- Film poster
- Directed by: Ian Ebright
- Written by: Ian Ebright
- Produced by: Jess Grant; Ian Ebright;
- Starring: Maz Siam; Mohamad Tamini; Steven Soro; Georges Chalhoub;
- Cinematography: Ty Migota
- Edited by: Eric Frith
- Music by: loscil
- Release dates: April 30, 2014 (Newport Beach Film Festival); October 21, 2014 (Vimeo);
- Running time: 18 minutes
- Language: Arabic
- Budget: US$30,000

= From the Sky (film) =

From the Sky is a 2014 short film written and directed by Ian Ebright, who also produced it with Jess Grant. The independently produced drama features an Arab father and son traveling through a region that often experiences drone strikes. The film premiered at the Newport Beach Film Festival on April 30, 2014 and was released on the video-sharing website Vimeo on October 21, 2014.

==Premise==

Hakeem and his son Abbas travel through a region that often experiences drone strikes. Abbas has posttraumatic stress disorder and struggles to keep it under control with the threat of drones.
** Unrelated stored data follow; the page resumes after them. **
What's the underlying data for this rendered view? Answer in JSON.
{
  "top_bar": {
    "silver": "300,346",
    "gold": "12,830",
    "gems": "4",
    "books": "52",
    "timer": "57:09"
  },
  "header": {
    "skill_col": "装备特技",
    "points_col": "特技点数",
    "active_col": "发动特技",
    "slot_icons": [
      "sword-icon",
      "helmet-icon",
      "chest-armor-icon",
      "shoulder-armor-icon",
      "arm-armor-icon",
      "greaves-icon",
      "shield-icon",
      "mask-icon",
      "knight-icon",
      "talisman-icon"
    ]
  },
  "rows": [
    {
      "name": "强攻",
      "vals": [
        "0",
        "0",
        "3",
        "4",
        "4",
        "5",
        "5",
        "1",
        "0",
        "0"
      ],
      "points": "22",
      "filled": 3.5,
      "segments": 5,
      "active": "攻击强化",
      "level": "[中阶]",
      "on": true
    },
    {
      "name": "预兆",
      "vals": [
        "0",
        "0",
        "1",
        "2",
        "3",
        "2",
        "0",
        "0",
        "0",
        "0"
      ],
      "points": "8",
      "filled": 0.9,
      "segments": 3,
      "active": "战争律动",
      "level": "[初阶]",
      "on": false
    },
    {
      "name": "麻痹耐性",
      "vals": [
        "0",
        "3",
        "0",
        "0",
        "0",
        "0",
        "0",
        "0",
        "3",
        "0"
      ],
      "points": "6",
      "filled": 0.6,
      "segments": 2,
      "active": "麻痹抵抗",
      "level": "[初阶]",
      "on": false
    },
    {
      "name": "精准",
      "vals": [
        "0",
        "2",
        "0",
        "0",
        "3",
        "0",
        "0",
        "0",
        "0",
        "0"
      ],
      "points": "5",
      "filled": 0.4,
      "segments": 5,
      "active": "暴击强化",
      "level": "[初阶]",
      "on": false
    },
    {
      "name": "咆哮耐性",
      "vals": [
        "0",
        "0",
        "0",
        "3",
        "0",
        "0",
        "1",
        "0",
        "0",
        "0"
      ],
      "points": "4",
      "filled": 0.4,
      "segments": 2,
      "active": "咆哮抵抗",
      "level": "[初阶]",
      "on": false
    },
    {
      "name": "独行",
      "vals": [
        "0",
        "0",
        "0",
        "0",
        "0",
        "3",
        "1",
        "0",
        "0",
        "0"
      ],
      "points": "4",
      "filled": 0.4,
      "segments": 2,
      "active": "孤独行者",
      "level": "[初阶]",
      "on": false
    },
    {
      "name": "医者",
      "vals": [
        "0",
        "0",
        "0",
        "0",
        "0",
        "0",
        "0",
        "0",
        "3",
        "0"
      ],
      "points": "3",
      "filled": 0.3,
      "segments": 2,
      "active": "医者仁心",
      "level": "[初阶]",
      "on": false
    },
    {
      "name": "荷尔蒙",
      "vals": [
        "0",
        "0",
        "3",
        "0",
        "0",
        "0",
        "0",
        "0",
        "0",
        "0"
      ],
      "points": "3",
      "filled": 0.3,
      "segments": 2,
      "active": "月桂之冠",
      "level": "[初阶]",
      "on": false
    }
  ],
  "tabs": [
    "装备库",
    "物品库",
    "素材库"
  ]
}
Two men, Dhiya and Samir, visit their camp, and trouble arises.

==Cast==

- Maz Siam ... Hakeem
- Mohamad Tamini ... Abbas
- Steven Soro ... Dhiya
- Georges Chalhoub ... Samir

==Production==

From the Sky was written, produced, and directed by Ian Ebright, who studied at the Seattle Film Institute and followed news coverage about drone strikes in Asia and the Middle East. He collaborated with Muslims and American advisers on the Middle East and developed an Arabic-language screenplay for the film's production. He used Kickstarter to raise two-thirds of what would be a final budget of $30,000.

==Release==

From the Sky premiered at the Newport Beach Film Festival on April 30, 2014. It also screened at the Seattle International Film Festival on May 25, 2014. The film was nominated for four awards at the Short Film Awards. The film was released online through the video-sharing website Vimeo on October 21, 2014.